Echt? Falsch? Egal. Es flimmert!

Zwei neue Ausstellungen in der Kunsthalle Bremen. Tempel, Kirchen, Museen, romantische Natur und andere sakrale Orte sind im Kupferstichkabinett zu sehen. Im Dachgeschoss darf sich die Bremer Videokünstlerin Marikke Heinz-Hoek präsentieren

Unten, als Basis, die Klassiker der Moderne. Darüber, in der 1. Etage, die Klassiker ohne Moderne. Darüber ein Saal für John Cage – und die Videokunst. Nur ganz oben?
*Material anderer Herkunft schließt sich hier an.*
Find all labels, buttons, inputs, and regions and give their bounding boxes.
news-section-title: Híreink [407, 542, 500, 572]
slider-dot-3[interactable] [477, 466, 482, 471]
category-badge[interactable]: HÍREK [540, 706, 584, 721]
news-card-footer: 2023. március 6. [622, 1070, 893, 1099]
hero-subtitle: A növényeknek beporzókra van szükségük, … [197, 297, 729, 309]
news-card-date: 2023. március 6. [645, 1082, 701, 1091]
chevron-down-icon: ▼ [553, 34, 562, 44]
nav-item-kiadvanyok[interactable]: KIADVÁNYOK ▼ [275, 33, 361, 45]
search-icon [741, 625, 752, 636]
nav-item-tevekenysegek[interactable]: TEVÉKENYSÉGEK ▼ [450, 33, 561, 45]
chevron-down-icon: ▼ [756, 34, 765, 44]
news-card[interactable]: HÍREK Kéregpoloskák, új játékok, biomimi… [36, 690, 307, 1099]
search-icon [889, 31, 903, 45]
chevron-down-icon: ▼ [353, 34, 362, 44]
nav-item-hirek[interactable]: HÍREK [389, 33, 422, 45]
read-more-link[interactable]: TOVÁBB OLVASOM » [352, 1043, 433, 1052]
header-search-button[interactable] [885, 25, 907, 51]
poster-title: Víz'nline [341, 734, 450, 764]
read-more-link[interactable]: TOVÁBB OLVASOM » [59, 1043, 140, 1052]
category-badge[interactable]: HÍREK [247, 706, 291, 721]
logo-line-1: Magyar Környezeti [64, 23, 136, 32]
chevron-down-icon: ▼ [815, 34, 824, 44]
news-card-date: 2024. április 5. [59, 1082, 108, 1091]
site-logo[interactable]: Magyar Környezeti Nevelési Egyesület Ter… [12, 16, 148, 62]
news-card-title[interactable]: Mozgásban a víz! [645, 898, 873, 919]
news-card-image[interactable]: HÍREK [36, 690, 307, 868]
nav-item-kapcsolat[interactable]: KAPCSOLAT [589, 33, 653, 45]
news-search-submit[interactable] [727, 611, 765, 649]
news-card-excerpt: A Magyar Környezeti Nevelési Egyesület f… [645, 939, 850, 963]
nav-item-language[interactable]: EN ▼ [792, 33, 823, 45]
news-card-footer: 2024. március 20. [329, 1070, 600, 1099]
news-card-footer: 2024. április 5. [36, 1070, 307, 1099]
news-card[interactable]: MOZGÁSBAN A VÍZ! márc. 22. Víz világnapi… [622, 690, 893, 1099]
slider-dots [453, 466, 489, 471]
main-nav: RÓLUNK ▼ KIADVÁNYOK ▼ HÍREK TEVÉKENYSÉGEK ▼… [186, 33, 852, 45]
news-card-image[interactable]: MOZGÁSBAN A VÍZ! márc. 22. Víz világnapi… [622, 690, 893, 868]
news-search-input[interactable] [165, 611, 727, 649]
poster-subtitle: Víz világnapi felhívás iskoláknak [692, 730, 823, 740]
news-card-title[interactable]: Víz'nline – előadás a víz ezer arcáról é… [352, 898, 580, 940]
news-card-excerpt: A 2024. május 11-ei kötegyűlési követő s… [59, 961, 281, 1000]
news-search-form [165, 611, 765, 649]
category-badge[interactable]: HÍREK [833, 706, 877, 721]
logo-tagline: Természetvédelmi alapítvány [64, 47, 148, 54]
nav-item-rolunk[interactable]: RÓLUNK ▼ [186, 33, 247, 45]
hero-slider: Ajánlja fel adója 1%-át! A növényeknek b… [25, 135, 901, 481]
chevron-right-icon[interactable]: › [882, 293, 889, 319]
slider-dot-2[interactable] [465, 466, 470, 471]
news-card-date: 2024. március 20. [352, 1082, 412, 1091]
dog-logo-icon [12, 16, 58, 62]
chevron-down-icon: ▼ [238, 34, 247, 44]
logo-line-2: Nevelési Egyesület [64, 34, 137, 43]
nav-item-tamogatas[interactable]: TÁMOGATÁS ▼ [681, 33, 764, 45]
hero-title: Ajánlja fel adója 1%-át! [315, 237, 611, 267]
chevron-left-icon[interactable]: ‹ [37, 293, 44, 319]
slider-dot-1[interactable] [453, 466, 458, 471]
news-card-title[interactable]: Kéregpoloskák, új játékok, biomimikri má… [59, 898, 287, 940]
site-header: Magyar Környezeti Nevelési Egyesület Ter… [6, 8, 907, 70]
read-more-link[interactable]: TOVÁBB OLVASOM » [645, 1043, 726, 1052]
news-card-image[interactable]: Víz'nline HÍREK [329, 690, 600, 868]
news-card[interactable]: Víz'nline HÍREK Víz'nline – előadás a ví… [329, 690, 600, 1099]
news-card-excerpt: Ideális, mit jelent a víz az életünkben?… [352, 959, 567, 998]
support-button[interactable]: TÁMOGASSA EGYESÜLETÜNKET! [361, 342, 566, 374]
Nein, auch ganz unten ist die Mode, Kunst auf TV-Schirm-Format zu quetschen und zu Installationen aufzutürmen, deutlich überrepräsentiert. Im Treppenhaus: Videokunst. Und im Kunsthallen-Mittelgeschoss werden nicht nur „Die Deutsch-Römer“ des 19. Jahrhunderts und die Landschaftsmaler der deutschen Romantik von Videokunst belästigt. Benötigt das Dauergeflimmer die alten und neuen Meister nur noch, um sich als Krone der Kunsttradition selbst zu inszenieren? Die Kunsthalle: ein verkapptes Videokunstmuseum? Denn über allen Ausstellungen thront wiederum: Videokunst. Marikke Heinz-Hoek untersucht „Strategien der Legendenbildung“. Drei Themenkreise umfasst die Ausstellung.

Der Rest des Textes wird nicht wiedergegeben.